Sirolo, 3 settembre 2022 – Il progetto sostenuto dalla Regione Marche La Bellezza dei Borghi, la Bellezza nei Borghi ha fatto tappa venerdì 2 settembre nella Perla dell’Adriatico, e ha incoronato le sue Miss Blumare, cinque bellissime ragazze della nostra regione che sperano di salire a bordo della MSC Grandiosa dal 19 al 26 ottobre per prendere parte alla finale nazionale.

Sirolo – Il tavolo della giuria di Miss Blumare 

Piazzale Marino, messo a disposizione dall’Amministrazione comunale guidata dal sindaco Filippo Moschella, ha offerto una scenografia unica: da un lato il Monte Conero, dall’altro la riviera verso sud. Al centro del quadro naturale, c’è sempre lui, il mare. Dentro questa bellezza naturale e unica sono susseguite passerelle di moda e interventi musicali.
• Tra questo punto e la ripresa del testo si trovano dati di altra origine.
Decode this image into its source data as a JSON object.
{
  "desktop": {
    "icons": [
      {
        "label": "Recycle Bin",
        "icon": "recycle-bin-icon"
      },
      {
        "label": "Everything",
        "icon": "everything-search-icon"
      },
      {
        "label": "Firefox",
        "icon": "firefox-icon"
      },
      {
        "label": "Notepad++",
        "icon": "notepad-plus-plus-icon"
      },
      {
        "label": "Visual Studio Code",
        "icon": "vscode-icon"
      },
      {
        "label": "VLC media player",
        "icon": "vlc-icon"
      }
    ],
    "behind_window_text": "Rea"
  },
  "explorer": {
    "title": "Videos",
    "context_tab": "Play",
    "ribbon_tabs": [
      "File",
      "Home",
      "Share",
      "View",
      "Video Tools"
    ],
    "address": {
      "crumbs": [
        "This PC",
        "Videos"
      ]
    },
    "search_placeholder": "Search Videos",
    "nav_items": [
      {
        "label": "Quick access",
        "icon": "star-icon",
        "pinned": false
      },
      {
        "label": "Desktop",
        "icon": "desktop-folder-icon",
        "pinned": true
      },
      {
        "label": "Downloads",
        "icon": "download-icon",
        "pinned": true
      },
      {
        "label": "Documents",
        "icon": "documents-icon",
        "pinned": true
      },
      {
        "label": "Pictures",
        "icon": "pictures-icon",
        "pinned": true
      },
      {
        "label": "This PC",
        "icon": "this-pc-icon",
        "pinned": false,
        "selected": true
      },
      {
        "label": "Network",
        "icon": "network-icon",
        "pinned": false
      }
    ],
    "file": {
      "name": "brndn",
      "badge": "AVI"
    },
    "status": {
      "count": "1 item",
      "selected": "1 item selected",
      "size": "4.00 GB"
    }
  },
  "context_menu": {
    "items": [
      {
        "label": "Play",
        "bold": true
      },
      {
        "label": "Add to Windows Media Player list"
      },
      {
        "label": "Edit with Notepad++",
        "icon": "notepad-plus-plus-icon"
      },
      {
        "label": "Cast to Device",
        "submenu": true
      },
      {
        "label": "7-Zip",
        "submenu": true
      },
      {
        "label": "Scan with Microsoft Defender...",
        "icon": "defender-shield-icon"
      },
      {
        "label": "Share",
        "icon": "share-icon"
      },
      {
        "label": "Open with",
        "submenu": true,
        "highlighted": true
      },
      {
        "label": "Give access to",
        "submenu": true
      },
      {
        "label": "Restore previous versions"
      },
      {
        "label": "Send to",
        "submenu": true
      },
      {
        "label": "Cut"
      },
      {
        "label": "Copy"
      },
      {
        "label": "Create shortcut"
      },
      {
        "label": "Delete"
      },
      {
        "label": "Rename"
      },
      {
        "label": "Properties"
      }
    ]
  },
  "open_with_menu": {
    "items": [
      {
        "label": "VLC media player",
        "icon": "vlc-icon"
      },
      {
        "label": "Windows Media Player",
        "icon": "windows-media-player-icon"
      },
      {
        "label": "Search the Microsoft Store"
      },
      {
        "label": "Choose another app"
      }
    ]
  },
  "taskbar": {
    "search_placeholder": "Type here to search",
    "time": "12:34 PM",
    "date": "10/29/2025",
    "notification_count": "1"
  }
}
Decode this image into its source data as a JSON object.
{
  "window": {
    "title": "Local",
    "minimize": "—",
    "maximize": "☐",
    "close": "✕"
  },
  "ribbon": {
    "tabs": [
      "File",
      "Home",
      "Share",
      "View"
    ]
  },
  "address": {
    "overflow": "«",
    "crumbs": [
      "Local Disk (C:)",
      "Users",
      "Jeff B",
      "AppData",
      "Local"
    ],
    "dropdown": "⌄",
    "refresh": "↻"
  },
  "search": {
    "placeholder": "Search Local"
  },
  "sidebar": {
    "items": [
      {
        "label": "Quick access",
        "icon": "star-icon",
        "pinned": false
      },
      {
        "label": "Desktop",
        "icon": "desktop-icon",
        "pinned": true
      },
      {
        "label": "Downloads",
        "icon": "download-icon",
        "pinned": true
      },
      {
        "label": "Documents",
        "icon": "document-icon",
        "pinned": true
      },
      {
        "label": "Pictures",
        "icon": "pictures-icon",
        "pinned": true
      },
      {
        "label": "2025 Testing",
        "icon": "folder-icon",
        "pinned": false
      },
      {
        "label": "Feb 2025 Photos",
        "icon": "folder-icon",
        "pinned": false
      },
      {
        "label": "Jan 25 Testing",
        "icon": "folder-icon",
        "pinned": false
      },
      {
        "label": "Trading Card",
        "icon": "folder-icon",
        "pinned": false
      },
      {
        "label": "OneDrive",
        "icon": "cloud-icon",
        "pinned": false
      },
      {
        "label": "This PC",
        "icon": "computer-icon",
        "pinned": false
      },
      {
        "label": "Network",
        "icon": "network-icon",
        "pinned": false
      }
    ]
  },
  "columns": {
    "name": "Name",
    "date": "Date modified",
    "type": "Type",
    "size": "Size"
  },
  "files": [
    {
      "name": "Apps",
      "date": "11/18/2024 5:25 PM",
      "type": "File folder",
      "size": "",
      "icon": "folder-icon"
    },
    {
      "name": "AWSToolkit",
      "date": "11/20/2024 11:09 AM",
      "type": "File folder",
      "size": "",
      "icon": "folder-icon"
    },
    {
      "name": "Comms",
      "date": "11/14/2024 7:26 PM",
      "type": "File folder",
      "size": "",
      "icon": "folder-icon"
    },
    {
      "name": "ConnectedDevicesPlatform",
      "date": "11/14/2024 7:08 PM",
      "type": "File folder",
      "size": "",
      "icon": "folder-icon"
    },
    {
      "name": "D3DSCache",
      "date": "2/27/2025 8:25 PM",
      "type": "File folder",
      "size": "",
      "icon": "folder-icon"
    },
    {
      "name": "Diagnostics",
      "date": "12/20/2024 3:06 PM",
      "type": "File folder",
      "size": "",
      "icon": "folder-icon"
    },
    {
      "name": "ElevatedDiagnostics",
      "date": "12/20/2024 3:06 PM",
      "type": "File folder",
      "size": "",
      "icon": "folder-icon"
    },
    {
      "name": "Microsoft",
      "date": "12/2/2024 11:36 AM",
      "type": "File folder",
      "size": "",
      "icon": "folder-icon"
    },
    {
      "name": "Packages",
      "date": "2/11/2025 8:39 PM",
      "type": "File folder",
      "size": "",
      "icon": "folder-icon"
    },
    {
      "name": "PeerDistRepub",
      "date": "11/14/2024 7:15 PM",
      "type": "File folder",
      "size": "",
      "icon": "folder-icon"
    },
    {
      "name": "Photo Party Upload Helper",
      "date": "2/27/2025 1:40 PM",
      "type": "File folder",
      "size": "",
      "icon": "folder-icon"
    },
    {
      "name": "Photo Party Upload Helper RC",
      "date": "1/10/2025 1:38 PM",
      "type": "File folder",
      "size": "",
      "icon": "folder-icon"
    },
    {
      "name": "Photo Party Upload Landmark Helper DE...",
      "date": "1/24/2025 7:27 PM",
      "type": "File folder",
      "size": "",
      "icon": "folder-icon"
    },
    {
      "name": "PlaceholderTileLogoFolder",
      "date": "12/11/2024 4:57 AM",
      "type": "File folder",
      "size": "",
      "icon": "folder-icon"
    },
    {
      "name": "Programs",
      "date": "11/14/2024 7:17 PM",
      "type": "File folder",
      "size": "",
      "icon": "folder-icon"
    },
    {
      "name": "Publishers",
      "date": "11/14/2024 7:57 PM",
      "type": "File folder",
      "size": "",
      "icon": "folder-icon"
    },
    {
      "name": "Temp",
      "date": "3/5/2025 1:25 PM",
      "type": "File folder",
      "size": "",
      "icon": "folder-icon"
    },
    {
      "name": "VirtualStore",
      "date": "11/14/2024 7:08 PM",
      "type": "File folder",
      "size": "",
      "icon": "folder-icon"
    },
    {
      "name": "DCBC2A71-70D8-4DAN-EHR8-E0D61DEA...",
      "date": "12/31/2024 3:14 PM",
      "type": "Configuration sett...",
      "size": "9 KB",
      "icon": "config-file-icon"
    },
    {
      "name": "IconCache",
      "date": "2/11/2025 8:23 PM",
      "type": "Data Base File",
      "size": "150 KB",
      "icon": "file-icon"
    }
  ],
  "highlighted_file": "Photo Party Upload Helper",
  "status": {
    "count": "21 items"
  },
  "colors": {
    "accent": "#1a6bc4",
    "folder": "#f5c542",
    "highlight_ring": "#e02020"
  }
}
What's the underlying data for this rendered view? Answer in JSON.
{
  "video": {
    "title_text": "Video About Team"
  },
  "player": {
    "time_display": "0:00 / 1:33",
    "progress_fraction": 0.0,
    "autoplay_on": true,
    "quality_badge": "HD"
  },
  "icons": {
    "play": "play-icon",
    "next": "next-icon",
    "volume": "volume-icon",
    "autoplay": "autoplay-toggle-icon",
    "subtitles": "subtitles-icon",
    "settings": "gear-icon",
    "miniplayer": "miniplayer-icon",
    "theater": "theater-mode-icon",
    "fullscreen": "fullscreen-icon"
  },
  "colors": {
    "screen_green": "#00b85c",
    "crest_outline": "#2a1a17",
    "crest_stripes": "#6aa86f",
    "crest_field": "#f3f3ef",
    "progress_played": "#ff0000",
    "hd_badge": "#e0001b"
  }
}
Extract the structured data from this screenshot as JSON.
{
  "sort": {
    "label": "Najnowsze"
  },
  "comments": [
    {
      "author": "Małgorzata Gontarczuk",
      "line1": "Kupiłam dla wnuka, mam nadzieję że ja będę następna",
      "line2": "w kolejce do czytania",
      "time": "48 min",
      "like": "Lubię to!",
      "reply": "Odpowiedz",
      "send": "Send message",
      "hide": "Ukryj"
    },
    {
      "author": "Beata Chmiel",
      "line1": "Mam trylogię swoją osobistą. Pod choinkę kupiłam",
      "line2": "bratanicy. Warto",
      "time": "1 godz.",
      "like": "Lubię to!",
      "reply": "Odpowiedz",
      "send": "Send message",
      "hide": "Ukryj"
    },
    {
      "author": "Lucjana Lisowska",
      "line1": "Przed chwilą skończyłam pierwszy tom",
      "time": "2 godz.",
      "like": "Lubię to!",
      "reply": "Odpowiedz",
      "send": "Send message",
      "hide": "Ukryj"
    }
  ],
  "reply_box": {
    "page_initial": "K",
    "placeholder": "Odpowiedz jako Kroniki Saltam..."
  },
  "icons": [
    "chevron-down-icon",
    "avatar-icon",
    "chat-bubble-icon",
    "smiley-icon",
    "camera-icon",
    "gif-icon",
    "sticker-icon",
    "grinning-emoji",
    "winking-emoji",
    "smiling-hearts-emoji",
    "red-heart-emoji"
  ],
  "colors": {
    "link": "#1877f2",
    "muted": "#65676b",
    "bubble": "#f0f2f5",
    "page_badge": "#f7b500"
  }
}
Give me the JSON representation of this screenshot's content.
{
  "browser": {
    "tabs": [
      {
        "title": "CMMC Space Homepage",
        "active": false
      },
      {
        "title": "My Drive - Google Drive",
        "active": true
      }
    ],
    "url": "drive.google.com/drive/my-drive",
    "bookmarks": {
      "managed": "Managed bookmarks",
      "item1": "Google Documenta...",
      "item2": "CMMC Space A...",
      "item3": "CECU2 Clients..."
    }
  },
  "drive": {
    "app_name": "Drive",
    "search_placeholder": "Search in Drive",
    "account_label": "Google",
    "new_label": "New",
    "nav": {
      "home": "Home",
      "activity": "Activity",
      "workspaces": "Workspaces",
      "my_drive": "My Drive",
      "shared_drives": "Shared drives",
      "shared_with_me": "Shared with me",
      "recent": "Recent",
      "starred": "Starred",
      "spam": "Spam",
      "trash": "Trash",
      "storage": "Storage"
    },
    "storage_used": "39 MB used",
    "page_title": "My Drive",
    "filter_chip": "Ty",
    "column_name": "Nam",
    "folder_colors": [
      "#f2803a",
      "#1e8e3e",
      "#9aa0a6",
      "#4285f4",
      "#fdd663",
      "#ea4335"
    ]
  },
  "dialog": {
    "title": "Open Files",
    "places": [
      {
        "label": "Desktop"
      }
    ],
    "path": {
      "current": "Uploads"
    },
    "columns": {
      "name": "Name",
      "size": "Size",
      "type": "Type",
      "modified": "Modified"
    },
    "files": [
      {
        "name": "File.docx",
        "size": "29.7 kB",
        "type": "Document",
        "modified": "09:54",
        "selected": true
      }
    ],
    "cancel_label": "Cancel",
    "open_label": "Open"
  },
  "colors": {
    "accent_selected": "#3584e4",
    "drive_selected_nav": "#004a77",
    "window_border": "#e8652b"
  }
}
La giuria, composta dalla dottoressa Silvia Barchiesi per la Regione Marche, da  Filippo Moschella sindaco di Sirolo, da Pietro Baldini assessore del Comune di Sirolo con delega all’Associazionismo sport e frazioni, dall’avvocato Giulio Abbate, dalla sales manager Stefania Storti, dal presidente di giuria Alberto Pettinari, dall’ influencer hunting  Francesco Hu, dal giornalista Giuliano Rossetti e da Luca Marco Signori già vincitore di un concorso maschile nazionale, ha stilato la seguente classifica:

Le cinque Miss premiate a Sirolo, da sx: Giorgia Tiburzi, Elettra Jennings, Alice Carpineti, Francesca Ferrini, Viola La Torre

1ª Alice Carpineti (n. 13), 17 anni di Civitanova, va a scuola a Macerata all’IIS Matteo Ricci, si immagina ostetrica o nel mondo dello sport;

2ª Elettra Jennings (n. 14), 17 anni di Fermo, ama la musica e studia il flauto traverso e allo stesso tempo è attirata dalla professione di criminal profiler e 

lavorare a stretto contatto con le forze dell’ordine e con il pubblico ministero, e collaborare all’attività di ricerca e definizione dell’identità del colpevole;

3ª Francesca Ferrini (n. 1), 21 anni di Monte Urano, il suo sogno è esercitare la professione di modella e operare nel mondo dello sport;

4ª Viola La Torre (n. 6), 17 anni di Sirolo, si vede bene come fashion event manager e nella danza;

5ª Giorgia Tiburzi (n. 7), 16 anni di Monte San Giusto, il suo desiderio è diventare medico e al tempo stesso dedicarsi allo sport.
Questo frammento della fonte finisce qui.